Let us try, then, on both sides, to look at these problems with honest and disinterested eyes. Let us try to get each other's point of view. Let us even go so far as to make due allowance for the frailty of human nature, as exhibited on both sides of the Pacific.
But let us have no thought of straining good will by attempting to become on any larger scale inmates of the same house, dwellers under the same national roof.
CHAPTER XXI
Some Reflections on New York Hospitality—And on the Hospitality of Japan—Letters of Introduction—Bowing—How Japanese Politeness is Sometimes Misunderstood—Entertaining Foreigners—Showing the Country at its Best—What is the Mysterious "Truth" About Japan?—Japanese versus Chinese—Leadership in the Far East—Will Japan Become a Moral Leader?—A "First-Class Power"—The New "Long Pants"—How to Treat Japan—The Wisdom of Roosevelt and Root.

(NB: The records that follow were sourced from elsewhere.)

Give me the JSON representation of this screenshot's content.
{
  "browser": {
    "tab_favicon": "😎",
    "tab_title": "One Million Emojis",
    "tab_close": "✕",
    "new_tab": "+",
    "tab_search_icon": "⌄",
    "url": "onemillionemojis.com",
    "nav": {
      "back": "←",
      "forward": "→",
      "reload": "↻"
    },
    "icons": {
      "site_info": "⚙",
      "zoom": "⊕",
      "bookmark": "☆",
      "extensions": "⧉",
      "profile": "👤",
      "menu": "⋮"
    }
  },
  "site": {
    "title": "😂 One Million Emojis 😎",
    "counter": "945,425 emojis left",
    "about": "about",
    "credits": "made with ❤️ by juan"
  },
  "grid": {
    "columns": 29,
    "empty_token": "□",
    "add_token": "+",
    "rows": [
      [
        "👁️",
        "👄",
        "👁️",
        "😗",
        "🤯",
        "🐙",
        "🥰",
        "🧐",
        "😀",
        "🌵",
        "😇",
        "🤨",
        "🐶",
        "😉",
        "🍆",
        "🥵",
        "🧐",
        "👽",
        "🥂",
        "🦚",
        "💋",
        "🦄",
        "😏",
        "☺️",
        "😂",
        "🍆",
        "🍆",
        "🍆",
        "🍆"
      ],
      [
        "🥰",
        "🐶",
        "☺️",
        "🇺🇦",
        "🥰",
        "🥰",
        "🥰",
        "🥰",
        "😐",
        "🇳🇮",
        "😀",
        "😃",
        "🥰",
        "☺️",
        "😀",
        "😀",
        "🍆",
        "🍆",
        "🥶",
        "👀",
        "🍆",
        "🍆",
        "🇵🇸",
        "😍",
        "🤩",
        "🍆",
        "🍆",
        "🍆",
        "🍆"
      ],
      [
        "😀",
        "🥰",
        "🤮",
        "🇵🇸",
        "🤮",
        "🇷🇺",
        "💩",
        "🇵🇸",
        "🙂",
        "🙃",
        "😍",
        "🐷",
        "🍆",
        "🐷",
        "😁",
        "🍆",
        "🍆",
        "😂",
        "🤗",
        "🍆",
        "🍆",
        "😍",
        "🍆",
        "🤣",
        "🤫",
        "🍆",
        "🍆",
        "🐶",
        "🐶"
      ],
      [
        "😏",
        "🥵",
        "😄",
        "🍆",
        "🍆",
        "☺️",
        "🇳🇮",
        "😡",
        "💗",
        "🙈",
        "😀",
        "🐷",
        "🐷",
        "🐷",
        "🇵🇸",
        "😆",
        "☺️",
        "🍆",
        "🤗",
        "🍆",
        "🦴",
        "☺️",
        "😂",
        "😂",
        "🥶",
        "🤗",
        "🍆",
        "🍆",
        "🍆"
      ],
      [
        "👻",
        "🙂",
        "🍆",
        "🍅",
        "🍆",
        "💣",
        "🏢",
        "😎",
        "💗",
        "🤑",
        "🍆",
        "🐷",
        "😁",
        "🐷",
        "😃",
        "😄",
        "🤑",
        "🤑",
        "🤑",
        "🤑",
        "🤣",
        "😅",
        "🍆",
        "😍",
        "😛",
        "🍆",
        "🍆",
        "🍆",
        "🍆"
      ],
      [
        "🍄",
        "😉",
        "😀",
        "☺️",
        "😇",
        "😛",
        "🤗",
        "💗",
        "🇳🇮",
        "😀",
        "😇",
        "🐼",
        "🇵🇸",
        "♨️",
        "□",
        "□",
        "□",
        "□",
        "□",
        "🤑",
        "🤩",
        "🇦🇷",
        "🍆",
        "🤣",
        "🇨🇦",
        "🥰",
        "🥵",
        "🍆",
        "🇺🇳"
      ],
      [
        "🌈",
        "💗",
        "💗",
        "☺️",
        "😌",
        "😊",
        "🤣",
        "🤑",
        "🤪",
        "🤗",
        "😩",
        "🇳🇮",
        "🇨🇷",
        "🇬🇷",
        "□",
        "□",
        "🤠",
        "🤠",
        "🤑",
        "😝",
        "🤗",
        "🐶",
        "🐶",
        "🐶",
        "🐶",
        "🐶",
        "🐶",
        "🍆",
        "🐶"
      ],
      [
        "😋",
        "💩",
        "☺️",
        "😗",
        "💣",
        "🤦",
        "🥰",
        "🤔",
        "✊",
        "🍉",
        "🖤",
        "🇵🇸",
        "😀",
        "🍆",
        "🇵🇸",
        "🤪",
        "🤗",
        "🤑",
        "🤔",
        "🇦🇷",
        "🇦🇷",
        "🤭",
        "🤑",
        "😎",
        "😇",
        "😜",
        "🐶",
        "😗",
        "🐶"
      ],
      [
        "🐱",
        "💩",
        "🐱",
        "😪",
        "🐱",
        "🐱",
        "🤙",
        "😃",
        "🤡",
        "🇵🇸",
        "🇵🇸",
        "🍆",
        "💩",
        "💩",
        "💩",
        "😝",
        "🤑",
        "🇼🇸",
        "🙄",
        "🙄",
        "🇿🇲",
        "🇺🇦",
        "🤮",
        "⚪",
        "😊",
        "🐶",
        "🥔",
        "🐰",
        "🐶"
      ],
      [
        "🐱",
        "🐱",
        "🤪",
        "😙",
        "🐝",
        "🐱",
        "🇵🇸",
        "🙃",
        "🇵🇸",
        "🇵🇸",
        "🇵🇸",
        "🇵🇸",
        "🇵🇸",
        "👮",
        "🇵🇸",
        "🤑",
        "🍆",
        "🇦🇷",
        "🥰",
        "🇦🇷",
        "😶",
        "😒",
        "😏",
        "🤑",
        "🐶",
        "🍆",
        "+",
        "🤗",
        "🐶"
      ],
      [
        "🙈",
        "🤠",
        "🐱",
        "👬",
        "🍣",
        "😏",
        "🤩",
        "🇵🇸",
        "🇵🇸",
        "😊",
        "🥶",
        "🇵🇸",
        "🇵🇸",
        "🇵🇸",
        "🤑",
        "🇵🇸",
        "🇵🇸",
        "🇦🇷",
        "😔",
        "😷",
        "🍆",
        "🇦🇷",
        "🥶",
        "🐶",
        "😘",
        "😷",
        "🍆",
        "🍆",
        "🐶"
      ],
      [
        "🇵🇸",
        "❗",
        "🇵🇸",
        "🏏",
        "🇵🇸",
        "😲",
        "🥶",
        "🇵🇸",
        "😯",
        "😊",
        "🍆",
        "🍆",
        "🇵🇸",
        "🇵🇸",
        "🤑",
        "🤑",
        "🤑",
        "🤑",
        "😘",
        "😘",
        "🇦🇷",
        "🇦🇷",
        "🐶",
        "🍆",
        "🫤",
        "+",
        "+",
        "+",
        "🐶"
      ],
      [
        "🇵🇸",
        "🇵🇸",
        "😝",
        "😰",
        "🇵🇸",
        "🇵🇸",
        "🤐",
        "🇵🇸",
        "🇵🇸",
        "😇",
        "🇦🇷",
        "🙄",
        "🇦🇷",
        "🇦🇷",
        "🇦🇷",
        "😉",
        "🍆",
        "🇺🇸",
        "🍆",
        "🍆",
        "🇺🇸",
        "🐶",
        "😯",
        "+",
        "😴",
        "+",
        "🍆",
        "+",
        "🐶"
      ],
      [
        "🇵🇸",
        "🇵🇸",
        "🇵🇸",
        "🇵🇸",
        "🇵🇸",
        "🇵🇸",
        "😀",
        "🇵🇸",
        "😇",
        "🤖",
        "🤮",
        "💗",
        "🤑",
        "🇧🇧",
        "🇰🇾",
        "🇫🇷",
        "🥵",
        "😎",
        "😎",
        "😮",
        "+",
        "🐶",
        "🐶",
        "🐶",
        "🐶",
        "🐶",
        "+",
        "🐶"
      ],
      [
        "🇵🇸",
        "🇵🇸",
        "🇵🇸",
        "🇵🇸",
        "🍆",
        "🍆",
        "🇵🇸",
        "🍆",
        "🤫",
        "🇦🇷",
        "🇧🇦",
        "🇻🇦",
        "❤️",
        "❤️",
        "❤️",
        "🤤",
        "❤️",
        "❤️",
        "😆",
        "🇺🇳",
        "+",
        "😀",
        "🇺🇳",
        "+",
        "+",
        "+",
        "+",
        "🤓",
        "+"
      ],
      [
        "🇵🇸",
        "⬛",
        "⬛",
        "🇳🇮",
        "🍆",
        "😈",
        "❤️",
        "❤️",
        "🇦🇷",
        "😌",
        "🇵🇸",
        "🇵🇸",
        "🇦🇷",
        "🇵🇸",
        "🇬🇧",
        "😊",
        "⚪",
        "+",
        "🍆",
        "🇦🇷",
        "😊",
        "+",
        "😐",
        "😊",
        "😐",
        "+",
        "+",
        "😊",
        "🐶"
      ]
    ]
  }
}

A vigorous and sustained display of hospitality must always be astonishing to one who calls New York his home; for New York is without doubt the most inhospitable city in the world. In the jaded hotel-clerk, the bored box-office man, and the fish-eyed head waiter, the spirit of its welcome is personified.
There is no dissimulation. The stranger is as welcome in New York as he feels. If there be a hotel room, a theatre seat, or a restaurant table disengaged, he may have it, at a price. If all are occupied he may, so far as New York cares, step outside and, with due regard to the season and the traffic regulations, die of sunstroke or perish in a snowdrift—whereupon his case comes automatically under the supervision of the Street-Cleaning Department—and whatever else that Department may leave lying around the New York streets, it does not leave them littered with defunct strangers. Space in our city is too valuable.
The visitor arriving in New York with a letter of introduction to some gentleman who is important, or who believes he is, may expect a few minutes' talk with the gentleman in his office, and may regard it as a delicate attention if his host refrains from fidgeting.
Should the stranger have some information which the New Yorker desires to possess, he may find himself invited out to lunch. They will lunch at a club in the top of a down-town skyscraper. Or if the letter of introduction has a social flavour, the outlander will presently receive by mail, at his hotel, a guest's card to a club up-town.